I switched off from his ideas, not wanting to hear the feeble answers for neglect. Thank God the doctor gave him a bollicking, and kept him in; that was a first, along with the canula in his hand; that little tap on his blood. He complained about it, and the time we'd had to wait. I shouldn't still have to be this mother, to a thirty year old man. Why don't I have a son who can cope with his own small space in the world? Another fault of mine, I supposed.

 

Now I had to pick up more medication for him from ward 20, on my way to work. He was knackered, he said, and sleeping the whole incident off because they'd woke him every half hour to take his blood pressure, then took him for a chest x-ray at 5am! Not once did he ask how I was, driving home at 3am last night.

 

And down came the rain - in torrents, behind the sun. I had to switch the wipers to insane!
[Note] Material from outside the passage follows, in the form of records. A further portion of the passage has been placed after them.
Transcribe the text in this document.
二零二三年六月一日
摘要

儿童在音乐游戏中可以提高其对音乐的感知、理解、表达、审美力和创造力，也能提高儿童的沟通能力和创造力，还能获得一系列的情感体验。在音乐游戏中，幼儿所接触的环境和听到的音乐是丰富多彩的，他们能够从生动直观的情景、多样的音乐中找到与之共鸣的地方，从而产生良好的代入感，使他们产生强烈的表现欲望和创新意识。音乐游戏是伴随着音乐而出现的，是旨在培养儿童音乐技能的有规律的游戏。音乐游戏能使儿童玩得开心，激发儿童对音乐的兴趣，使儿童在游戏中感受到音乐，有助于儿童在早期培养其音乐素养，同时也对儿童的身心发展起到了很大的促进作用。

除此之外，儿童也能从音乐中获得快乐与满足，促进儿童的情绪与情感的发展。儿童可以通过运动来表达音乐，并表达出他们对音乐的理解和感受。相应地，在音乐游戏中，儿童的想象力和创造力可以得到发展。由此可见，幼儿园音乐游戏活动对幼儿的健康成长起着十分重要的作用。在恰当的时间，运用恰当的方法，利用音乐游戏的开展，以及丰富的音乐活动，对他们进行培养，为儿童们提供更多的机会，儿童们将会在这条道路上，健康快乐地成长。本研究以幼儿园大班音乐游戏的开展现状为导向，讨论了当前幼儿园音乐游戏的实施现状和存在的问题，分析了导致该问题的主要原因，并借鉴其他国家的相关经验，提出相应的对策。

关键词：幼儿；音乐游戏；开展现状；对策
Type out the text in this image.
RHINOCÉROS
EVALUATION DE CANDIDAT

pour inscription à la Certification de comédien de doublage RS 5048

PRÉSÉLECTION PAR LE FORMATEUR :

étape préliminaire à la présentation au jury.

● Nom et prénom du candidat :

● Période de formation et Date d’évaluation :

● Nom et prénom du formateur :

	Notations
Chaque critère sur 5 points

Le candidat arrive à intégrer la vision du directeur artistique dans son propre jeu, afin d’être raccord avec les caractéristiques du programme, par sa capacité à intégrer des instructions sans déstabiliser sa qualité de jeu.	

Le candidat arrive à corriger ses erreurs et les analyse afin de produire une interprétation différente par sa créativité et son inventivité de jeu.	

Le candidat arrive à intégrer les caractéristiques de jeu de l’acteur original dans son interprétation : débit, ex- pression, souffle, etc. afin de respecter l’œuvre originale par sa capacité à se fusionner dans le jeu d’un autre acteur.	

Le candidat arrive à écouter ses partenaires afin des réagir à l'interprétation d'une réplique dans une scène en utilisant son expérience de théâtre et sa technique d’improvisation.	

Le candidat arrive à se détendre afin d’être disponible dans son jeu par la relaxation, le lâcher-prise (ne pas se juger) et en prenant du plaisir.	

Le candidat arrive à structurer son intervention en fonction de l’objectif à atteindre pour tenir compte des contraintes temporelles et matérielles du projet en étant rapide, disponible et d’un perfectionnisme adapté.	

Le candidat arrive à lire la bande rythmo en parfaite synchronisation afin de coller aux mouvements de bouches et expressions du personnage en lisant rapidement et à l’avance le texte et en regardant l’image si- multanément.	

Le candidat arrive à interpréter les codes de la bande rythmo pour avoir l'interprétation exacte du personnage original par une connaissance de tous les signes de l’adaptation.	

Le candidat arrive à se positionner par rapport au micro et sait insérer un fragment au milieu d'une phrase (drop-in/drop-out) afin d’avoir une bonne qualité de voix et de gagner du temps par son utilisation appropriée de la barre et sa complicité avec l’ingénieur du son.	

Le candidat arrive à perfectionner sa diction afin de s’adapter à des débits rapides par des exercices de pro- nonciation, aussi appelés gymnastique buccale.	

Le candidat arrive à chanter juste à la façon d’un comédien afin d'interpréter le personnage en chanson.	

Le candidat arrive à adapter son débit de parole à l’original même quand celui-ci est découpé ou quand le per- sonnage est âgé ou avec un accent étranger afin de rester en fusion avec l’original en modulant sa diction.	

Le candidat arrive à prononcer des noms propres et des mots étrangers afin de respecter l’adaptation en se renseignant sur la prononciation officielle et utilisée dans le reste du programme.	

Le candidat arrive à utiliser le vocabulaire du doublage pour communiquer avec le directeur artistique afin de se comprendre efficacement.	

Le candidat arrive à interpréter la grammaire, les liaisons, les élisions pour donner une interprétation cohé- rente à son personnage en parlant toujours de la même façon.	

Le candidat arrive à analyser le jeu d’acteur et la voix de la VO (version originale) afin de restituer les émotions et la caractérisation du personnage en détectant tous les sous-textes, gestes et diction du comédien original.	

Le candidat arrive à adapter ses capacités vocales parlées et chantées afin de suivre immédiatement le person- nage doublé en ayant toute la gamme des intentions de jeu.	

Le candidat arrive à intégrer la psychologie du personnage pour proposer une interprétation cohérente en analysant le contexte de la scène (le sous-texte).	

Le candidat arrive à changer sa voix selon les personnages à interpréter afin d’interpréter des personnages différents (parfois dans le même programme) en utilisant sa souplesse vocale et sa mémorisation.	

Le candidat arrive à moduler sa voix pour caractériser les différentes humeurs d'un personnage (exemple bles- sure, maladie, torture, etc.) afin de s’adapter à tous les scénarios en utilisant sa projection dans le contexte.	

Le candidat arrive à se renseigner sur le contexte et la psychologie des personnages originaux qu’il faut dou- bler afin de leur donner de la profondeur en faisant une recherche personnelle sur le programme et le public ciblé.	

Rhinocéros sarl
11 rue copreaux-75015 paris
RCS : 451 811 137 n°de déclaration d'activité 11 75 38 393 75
Motorways are dangerous places when there's water thrown about but driving over fly-overs through rainbows is worth every moment of near-death collision. They arrived in front of me, one after another, strong bands of colour being born right before my eyes; I'd never seen anything like it in this city before. God was making me jump through hoops - well, drive, but still an effort.

 

Everywhere I turned, a rainbow waited for me - even as I parked at the hospital. This is a sign, I thought. I'm too good to go on strike, to refuse to be a mother to my son, even if he was fifty! So maybe this is his turning point too; it might be his day, his epiphany - even if he is sound asleep in his dusty flat with his loose-haired cat.